Perilous Work Zones: Unveiling the Factors Influencing Health and Safety Risks in Tanzania's Informal Construction Sites



Influencing Factors, Health and Safety Risks, Informal Construction Sites, Tanzania


Informal construction (IC) emerged after the Second World War. Informal economies have largely led to it. IC comprises individuals conducting construction activities that are unregulated despite their economic contribution. IC faces health and safety risks (HSR), but little has been investigated on the factors influencing HSR in IC.  This study identified and ranked the factors influencing HSRs in the IC sites (ICS) in Tanzania. Data was collected from 304 mason workers (MW) in ICS through questionnaires based on 24 factors derived from the literature.
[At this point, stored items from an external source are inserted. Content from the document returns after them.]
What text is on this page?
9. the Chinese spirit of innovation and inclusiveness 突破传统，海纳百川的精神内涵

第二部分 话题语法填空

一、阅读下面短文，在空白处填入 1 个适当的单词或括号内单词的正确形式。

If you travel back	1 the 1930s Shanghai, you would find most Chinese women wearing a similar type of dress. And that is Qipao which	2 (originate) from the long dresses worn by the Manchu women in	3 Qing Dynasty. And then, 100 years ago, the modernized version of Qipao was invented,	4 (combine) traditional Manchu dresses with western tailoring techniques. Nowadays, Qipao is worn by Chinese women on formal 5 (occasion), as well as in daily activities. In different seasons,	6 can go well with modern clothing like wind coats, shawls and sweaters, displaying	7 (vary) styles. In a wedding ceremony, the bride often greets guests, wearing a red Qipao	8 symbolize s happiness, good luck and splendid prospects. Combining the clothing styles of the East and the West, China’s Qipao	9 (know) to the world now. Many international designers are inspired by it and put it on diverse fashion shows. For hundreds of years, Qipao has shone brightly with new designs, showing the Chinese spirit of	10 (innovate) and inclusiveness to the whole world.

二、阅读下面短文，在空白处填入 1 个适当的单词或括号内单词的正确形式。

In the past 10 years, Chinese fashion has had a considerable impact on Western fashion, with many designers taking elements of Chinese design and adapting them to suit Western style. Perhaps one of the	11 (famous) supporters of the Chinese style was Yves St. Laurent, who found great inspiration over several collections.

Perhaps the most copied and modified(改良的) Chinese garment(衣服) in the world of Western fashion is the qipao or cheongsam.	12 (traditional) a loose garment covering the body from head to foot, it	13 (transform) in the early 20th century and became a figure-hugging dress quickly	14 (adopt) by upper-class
The study employed the quantitative method. Descriptive and inferential statistics were used for ranking and measuring the significance of factors. Findings revealed that lack of information and knowledge about safety rules, lack of awareness of risk management process and lack of framework and procedures were the significant factors highly influencing informal construction. Conversely,   the lack of safety gear, drug abuse on-site and negligence have insignificant effects on informal construction. Moreover,  the nature and physical layout of construction sites, labourers working in close proximity/overcrowded sites, and poor construction material arrangements were not significant factors. The study provides insight into the factors influencing HSR in informal construction.   This study provides a baseline for developing an empirically grounded health and safety framework. The study will therefore pinpoint systematic HSR management procedures for improving HSR management in IC. Overall, the findings address the Sustainable Development Goals (SDG) 2030 Agenda Numbers 3 and 11, which aim to establish good health and well-being and mobilize sustainable cities and communities.